Sterilization of seeds TIMING 30 min
1 Place around 100 seeds into a sterile 250 ml Erlenmeyer flask.
2 Add 50 ml of hypochlorite/H2O supplemented with Tween-20 while gently mixing and leave for 5 min.
3 Discard hypochlorite/H2O and wash the seeds 4 times with excess (100 ml) of sterile water.
4 Dry seeds on a sterilized paper towel for 5 min.
Germination of sugar beet seeds TIMING 7 days
5 Place the sterilized sugar beets seeds, 2 cm apart (around 10 seeds per plate), with forceps into plates containing solid germination medium. Seal the plates with parafilm and incubate for 7 days in growth chamber adjusted at 21-23 ºC. Seeds of good quality should give 90-100 % germination frequency.
Inoculum preparation (A. rhizogenes strain R1000) TIMING 4 days
6 Start preparing the bacterial strains, carrying the desired constructs, on the 3rd day upon seed sterilization. Streak bacteria from glycerol stock onto the surface of LB plates containing the appropriate antibiotics and incubate at 28 ºC for 2 days.
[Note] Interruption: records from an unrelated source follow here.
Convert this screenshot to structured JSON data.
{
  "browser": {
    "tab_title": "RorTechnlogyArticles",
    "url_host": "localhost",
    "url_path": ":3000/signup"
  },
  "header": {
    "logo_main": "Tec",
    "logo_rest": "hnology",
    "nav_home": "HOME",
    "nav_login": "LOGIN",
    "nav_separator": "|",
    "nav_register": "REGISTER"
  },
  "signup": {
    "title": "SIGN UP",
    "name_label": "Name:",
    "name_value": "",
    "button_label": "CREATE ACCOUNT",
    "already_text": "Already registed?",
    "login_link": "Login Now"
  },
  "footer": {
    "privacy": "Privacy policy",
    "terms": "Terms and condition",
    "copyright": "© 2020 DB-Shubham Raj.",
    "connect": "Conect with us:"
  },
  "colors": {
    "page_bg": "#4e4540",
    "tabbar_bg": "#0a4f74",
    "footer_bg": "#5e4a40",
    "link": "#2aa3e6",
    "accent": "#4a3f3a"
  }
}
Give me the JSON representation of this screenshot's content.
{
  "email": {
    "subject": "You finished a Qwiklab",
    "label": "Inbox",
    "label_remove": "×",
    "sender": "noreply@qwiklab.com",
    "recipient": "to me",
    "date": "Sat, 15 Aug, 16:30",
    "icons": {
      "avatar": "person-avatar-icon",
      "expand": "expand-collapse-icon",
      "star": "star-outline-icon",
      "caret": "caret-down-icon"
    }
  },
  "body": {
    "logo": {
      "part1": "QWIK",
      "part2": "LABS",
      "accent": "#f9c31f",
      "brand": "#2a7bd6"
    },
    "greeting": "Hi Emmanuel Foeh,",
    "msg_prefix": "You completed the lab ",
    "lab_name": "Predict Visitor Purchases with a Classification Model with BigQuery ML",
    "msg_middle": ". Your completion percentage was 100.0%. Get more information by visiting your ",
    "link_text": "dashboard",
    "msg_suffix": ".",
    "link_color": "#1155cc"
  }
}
7 Pick a single colony and suspend in 1 ml liquid LB medium supplemented with antibiotics and incubate with gentle agitation at 28 ºC overnight.
8 Spread 200 μl of the suspension onto two fresh plates containing the appropriate antibiotics and incubate at 28 ºC overnight. After incubation, a bacterial layer is formed which can be used as inoculum for plant transformation.
Induction of hairy roots TIMING 2-3 weeks
9 After 7 days the seeds incubated in Step 5 should have germinated and seedlings should be developed. Select healthy, well developed seedlings for root transformation.
10 Cut the seedlings at the hypocotyl with a sterile blade (Fig. 1a), remove the existing root system and inoculate by holding the seedlings with the forceps and dipping the wounded surface of hypocotyl into the bacterial layer (Fig. 1b).
11 Place inoculated seedlings (5-7 seedlings in line/petri dish) on square petri dishes containing co-cultivation medium, half-covered with sterile filter paper (Fig. 1c). Place a sterile filter paper to cover the wounded surface of plants (Fig. 1d). Seal the dishes with parafilm and place them vertically in growth chamber (16/8 h photoperiod, 21-23 ºC) for 3 days.
12 Transfer the seedlings onto square petri dishes containing emergence medium, supplemented with cefotaxime (250 μg m-1) for the elimination of bacteria and the appropriate antibiotics for the selection of primary transformed roots, half-covered with filter paper. Place a sterile filter paper to cover the wounded surface of plants. Seal the dishes with parafilm and place them vertically in the growth chamber. Monitor regularly for the emergence of hairy roots.
13 After 10 days, transfer the seedlings onto fresh emergence medium, half-covered with filter paper and cover the lower part of seedlings with sterile filter paper. At this time point, hairy roots should be 4-6 cm in length (Fig. 1e).
14 Seedlings with well developed hairy root system can be directly used for functional genomics studies or maintained in liquid MS medium under antibiotic selection or transferred to pots (acclimatize plants by decreasing humidity gradually) or clonally propagated for the establishment of an in vitro hairy root culture (Fig. 1i).